A National Center for Earthquake Research will be established at Menlo Park, only miles from one of the principal objects of study--the San Andreas fault, according to Secretary of the Interior Stewart L. Udall.

The Center will be a division of the U.S. Geological Survey (USGS).

Its creation will accelerate plans for a $7 million building program at the USGS West Coast headquarters at 345 Middlefield Road, although a definite starting date has not been set, George O. Gates, chief of the geologic division, said today.

Udall said the earthquake center is being established to "stimulate and coordinate research on the causes and predictions of earthquakes and on methods of minimizing loss of life and property resulting from earthquake occurrences in populace areas.

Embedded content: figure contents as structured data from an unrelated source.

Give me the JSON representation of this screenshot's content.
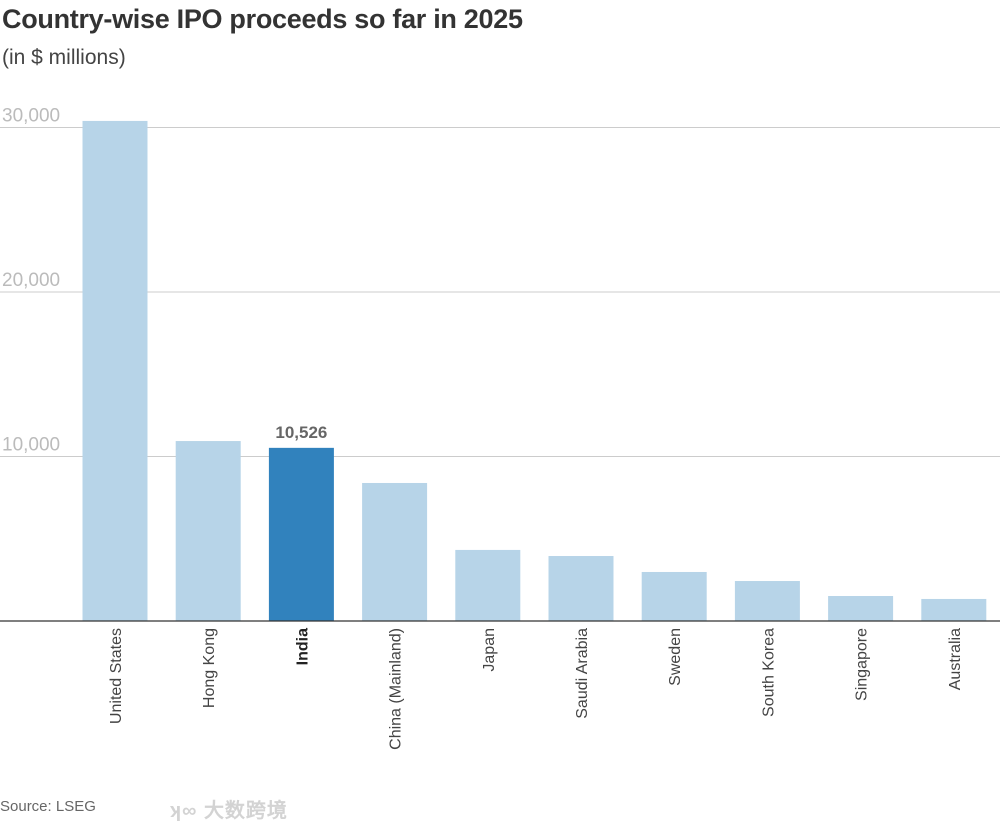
{
  "chart_data": {
    "type": "bar",
    "title": "Country-wise IPO proceeds so far in 2025",
    "subtitle": "(in $ millions)",
    "xlabel": "",
    "ylabel": "",
    "ylim": [
      0,
      31000
    ],
    "yticks": [
      10000,
      20000,
      30000
    ],
    "ytick_labels": [
      "10,000",
      "20,000",
      "30,000"
    ],
    "grid": true,
    "categories": [
      "United States",
      "Hong Kong",
      "India",
      "China (Mainland)",
      "Japan",
      "Saudi Arabia",
      "Sweden",
      "South Korea",
      "Singapore",
      "Australia"
    ],
    "values": [
      30400,
      10940,
      10526,
      8390,
      4320,
      3950,
      2980,
      2430,
      1520,
      1340
    ],
    "highlight": "India",
    "highlight_label": "10,526",
    "colors": {
      "bar": "#b7d4e8",
      "highlight": "#3182bd",
      "grid": "#cccccc",
      "axis": "#333333"
    }
  },
  "source": "Source: LSEG",
  "watermark": "大数跨境"
}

The announcement followed by two days a report by Dr. Donald Hornig, director of the U.S. Office of Science and Technology, recommending a 10-year program of earthquake research.

Gates said the new center will tie in with an earthquake prediction study begun by his office last summer. However, other federal and state agencies, universities, industries and nations will participate in the center's studies and exchange of information, he said.

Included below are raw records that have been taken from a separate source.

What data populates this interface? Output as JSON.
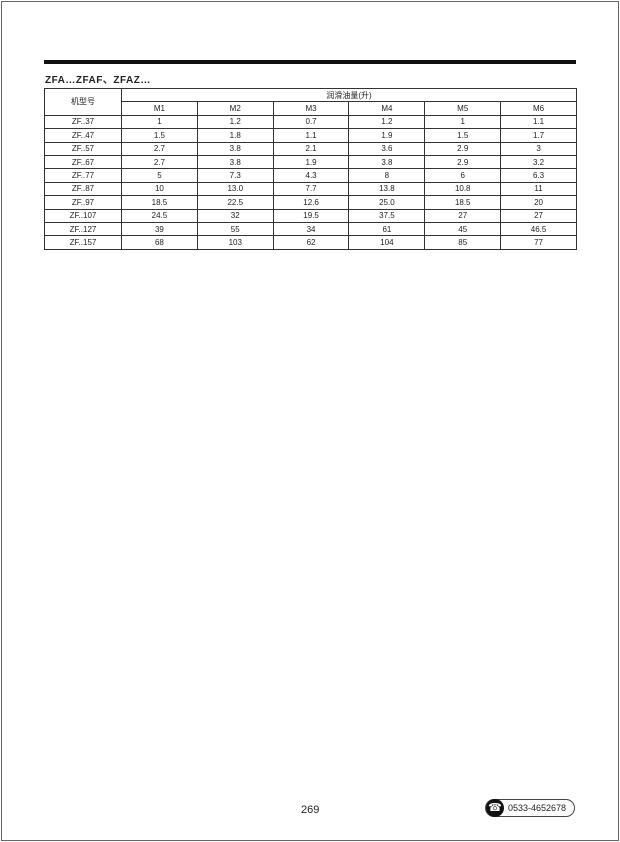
{
  "title": "ZFA…ZFAF、ZFAZ…",
  "table": {
    "model_header": "机型号",
    "group_header": "润滑油量(升)",
    "columns": [
      "M1",
      "M2",
      "M3",
      "M4",
      "M5",
      "M6"
    ],
    "rows": [
      {
        "model": "ZF..37",
        "values": [
          "1",
          "1.2",
          "0.7",
          "1.2",
          "1",
          "1.1"
        ]
      },
      {
        "model": "ZF..47",
        "values": [
          "1.5",
          "1.8",
          "1.1",
          "1.9",
          "1.5",
          "1.7"
        ]
      },
      {
        "model": "ZF..57",
        "values": [
          "2.7",
          "3.8",
          "2.1",
          "3.6",
          "2.9",
          "3"
        ]
      },
      {
        "model": "ZF..67",
        "values": [
          "2.7",
          "3.8",
          "1.9",
          "3.8",
          "2.9",
          "3.2"
        ]
      },
      {
        "model": "ZF..77",
        "values": [
          "5",
          "7.3",
          "4.3",
          "8",
          "6",
          "6.3"
        ]
      },
      {
        "model": "ZF..87",
        "values": [
          "10",
          "13.0",
          "7.7",
          "13.8",
          "10.8",
          "11"
        ]
      },
      {
        "model": "ZF..97",
        "values": [
          "18.5",
          "22.5",
          "12.6",
          "25.0",
          "18.5",
          "20"
        ]
      },
      {
        "model": "ZF..107",
        "values": [
          "24.5",
          "32",
          "19.5",
          "37.5",
          "27",
          "27"
        ]
      },
      {
        "model": "ZF..127",
        "values": [
          "39",
          "55",
          "34",
          "61",
          "45",
          "46.5"
        ]
      },
      {
        "model": "ZF..157",
        "values": [
          "68",
          "103",
          "62",
          "104",
          "85",
          "77"
        ]
      }
    ]
  },
  "footer": {
    "page_number": "269",
    "phone": "0533-4652678",
    "phone_icon": "telephone-icon"
  }
}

One of the first steps in the program will be relocation of the USGS Branch of Crustal Studies from Denver, Colorado, to Menlo Park. This branch has about 40 staff memebers, Gates said. The move is to be completed by next summer.

Geophysicist L. C. Pakiser, former chief of the crustal studies branch, will head the earthquake center.

Instruments and personnel developed in the crustal branch's studies of underground nuclear testing detection will be of high significance in the earthquake center's work, Gates said.

Studies will be centered in California, Nevada and Alaska.

The San Andreas and Hayward faults in the Bay Area and San Francisco Bay, itself, will be the objects of special studies, Gates said.

One of the first projects will be location of the best testing spots along the faults. Earthquakes generally are believed to be caused by sudden releases of tension built up as land masses on one side of the fault inch along in yet unexplained migrations.

Techniques used by the USGS to anticipate eruptions of Kilauea volcano on the island of Hawaii will be used at the outset of the earthquake studies, Gates said. These instruments include tilt meters and seismographs.

The scientists later hope to develop more sophisticated detection devices. These will be coupled with intensive studies of the reaction of various types of geological rock formations to shock waves and mapping of the distribution of such material.

The USGS owns 16 acres at Menlo Park.

It was selected as the site of the earthquake center because "this is the center of earthquake country in the United States," Gates said, and because of its proximity to universities and its laboratories and libraries.